Synopses & Reviews
This volume documents the golden period of Latin American architecture that was inaugurated in September 1929, when Le Corbusier was invited to lecture in Argentina, Uruguay, and Brazil. These countries were eager to apply -- and transform -- a European-born modernism, and within a few decades, they captured international attention with an array of extraordinary buildings, exemplified by the Ministry of Education and Health in Rio de Janeiro and the Brazilian pavilion at the 1939 New York World's Fair.

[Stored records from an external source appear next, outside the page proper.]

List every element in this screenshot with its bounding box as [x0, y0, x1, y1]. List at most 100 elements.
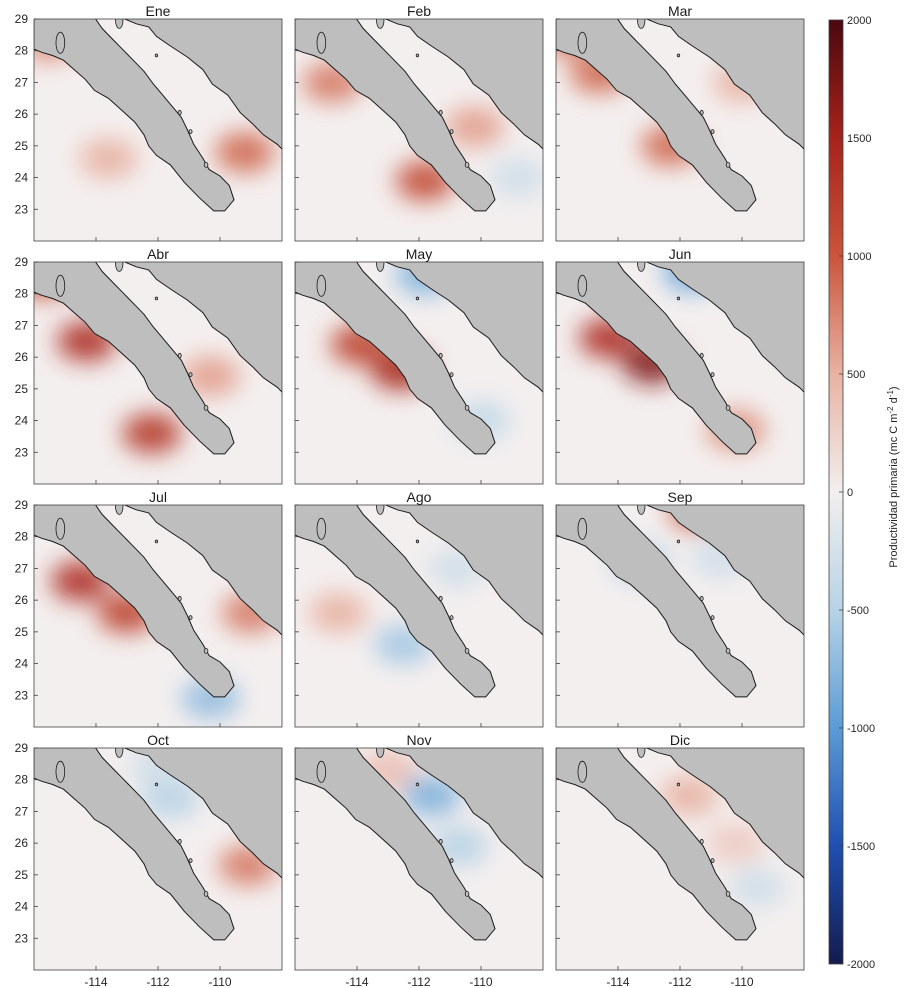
mainland-land: [384, 262, 543, 393]
island: [188, 129, 193, 134]
panel-title: Jun: [669, 246, 692, 262]
island: [699, 352, 704, 359]
colorbar-tick-label: 2000: [847, 15, 871, 27]
baja-peninsula-land: [295, 19, 496, 212]
mainland-land: [123, 262, 282, 393]
mainland-land: [645, 262, 804, 393]
y-tick-label: 26: [15, 593, 29, 607]
island: [203, 161, 209, 168]
x-tick-label: -112: [146, 975, 169, 988]
map-panels: Ene 23 24 25 26 27 28 29 Feb Mar Abr 23 24 25 26 27 28 29…: [15, 3, 805, 988]
x-tick-label: -112: [407, 975, 430, 988]
island: [577, 517, 588, 540]
island: [637, 748, 646, 758]
map-panel-jun: Jun: [555, 246, 805, 485]
y-tick-label: 25: [15, 868, 29, 882]
map-panel-sep: Sep: [555, 489, 805, 728]
map-panel-may: May: [294, 246, 544, 485]
island: [115, 505, 124, 515]
productivity-hotspot: [706, 822, 766, 864]
colorbar-tick-label: -2000: [847, 959, 875, 971]
island: [154, 53, 159, 58]
baja-peninsula-land: [556, 19, 757, 212]
island: [637, 505, 646, 515]
y-tick-label: 29: [15, 12, 29, 26]
island: [577, 760, 588, 783]
island: [725, 647, 731, 654]
island: [725, 404, 731, 411]
panel-title: Mar: [668, 3, 692, 19]
island: [376, 748, 385, 758]
island: [115, 748, 124, 758]
y-tick-label: 23: [15, 202, 29, 216]
y-tick-label: 28: [15, 44, 29, 58]
island: [676, 296, 681, 301]
mainland-land: [645, 505, 804, 636]
island: [177, 352, 182, 359]
island: [177, 595, 182, 602]
colorbar-tick-label: 1500: [847, 133, 871, 145]
island: [438, 352, 443, 359]
y-tick-label: 25: [15, 625, 29, 639]
y-tick-label: 23: [15, 931, 29, 945]
island: [415, 782, 420, 787]
y-tick-label: 23: [15, 445, 29, 459]
map-panel-dic: Dic -114 -112 -110: [555, 732, 805, 988]
island: [188, 372, 193, 377]
island: [55, 760, 66, 783]
panel-title: Ene: [146, 3, 171, 19]
productivity-hotspot: [445, 106, 505, 147]
island: [699, 595, 704, 602]
island: [449, 372, 454, 377]
y-tick-label: 29: [15, 498, 29, 512]
mainland-land: [123, 748, 282, 879]
y-tick-label: 24: [15, 414, 29, 428]
y-tick-label: 24: [15, 900, 29, 914]
baja-peninsula-land: [34, 505, 235, 698]
baja-peninsula-land: [295, 505, 496, 698]
colorbar-tick-label: -500: [847, 605, 869, 617]
mainland-land: [384, 505, 543, 636]
colorbar-tick-label: 0: [847, 487, 853, 499]
map-panel-abr: Abr 23 24 25 26 27 28 29: [15, 246, 283, 485]
map-panel-jul: Jul 23 24 25 26 27 28 29: [15, 489, 283, 728]
island: [188, 858, 193, 863]
island: [449, 858, 454, 863]
island: [376, 505, 385, 515]
island: [376, 19, 385, 29]
baja-peninsula-land: [34, 262, 235, 455]
map-panel-mar: Mar: [555, 3, 805, 242]
productivity-hotspot: [488, 157, 543, 198]
island: [154, 539, 159, 544]
island: [577, 274, 588, 297]
island: [710, 372, 715, 377]
colorbar-tick-label: -1500: [847, 841, 875, 853]
panel-title: Dic: [670, 732, 690, 748]
y-tick-label: 25: [15, 139, 29, 153]
y-tick-label: 27: [15, 318, 29, 332]
y-tick-label: 27: [15, 75, 29, 89]
panel-title: Sep: [668, 489, 693, 505]
y-tick-label: 28: [15, 530, 29, 544]
island: [637, 262, 646, 272]
y-tick-label: 28: [15, 287, 29, 301]
island: [316, 517, 327, 540]
island: [464, 647, 470, 654]
island: [316, 274, 327, 297]
panel-title: Ago: [407, 489, 432, 505]
island: [438, 595, 443, 602]
island: [438, 109, 443, 116]
island: [577, 31, 588, 54]
map-panel-ago: Ago: [294, 489, 544, 728]
island: [710, 858, 715, 863]
island: [415, 53, 420, 58]
island: [55, 517, 66, 540]
baja-peninsula-land: [295, 262, 496, 455]
x-tick-label: -112: [668, 975, 691, 988]
island: [449, 615, 454, 620]
map-panel-oct: Oct 23 24 25 26 27 28 29 -114 -112 -110: [15, 732, 283, 988]
island: [710, 129, 715, 134]
map-panel-nov: Nov -114 -112 -110: [294, 732, 544, 988]
y-tick-label: 25: [15, 382, 29, 396]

The contributors to this insightful collection of essays (which grew out of a 2002 conference organized by the Museum of Modern Art in New York and the New School University) offer contemporary reflections that underline the importance of reexamining this almost forgotten work in light of the contemporary crisis in global architectural production. Each essay examines a particular aspect of the cultural transformation that took place in Brazil, Uruguay, Argentina, Venezuela, and Mexico. Among the topics explored are the influence of Le Corbusier on the region, the early work of Oscar Niemeyer, the roots of Mexican modernism and its radical transformation in the work of Luis Barragán, and the creative collaboration between Venezuelan architect Carlos Raul Villanueva and sculptor Alexander Calder.
About the Author
Carlos Brillembourg established his architectural practice in Caracas, Venezuela, in 1980, and in 1984 founded Carlos Brillembourg Architects in New York. His award-winning work has appeared in the New York Times Magazine, Architectural Record, House and Garden, Harper's Bazaar, and elsewhere.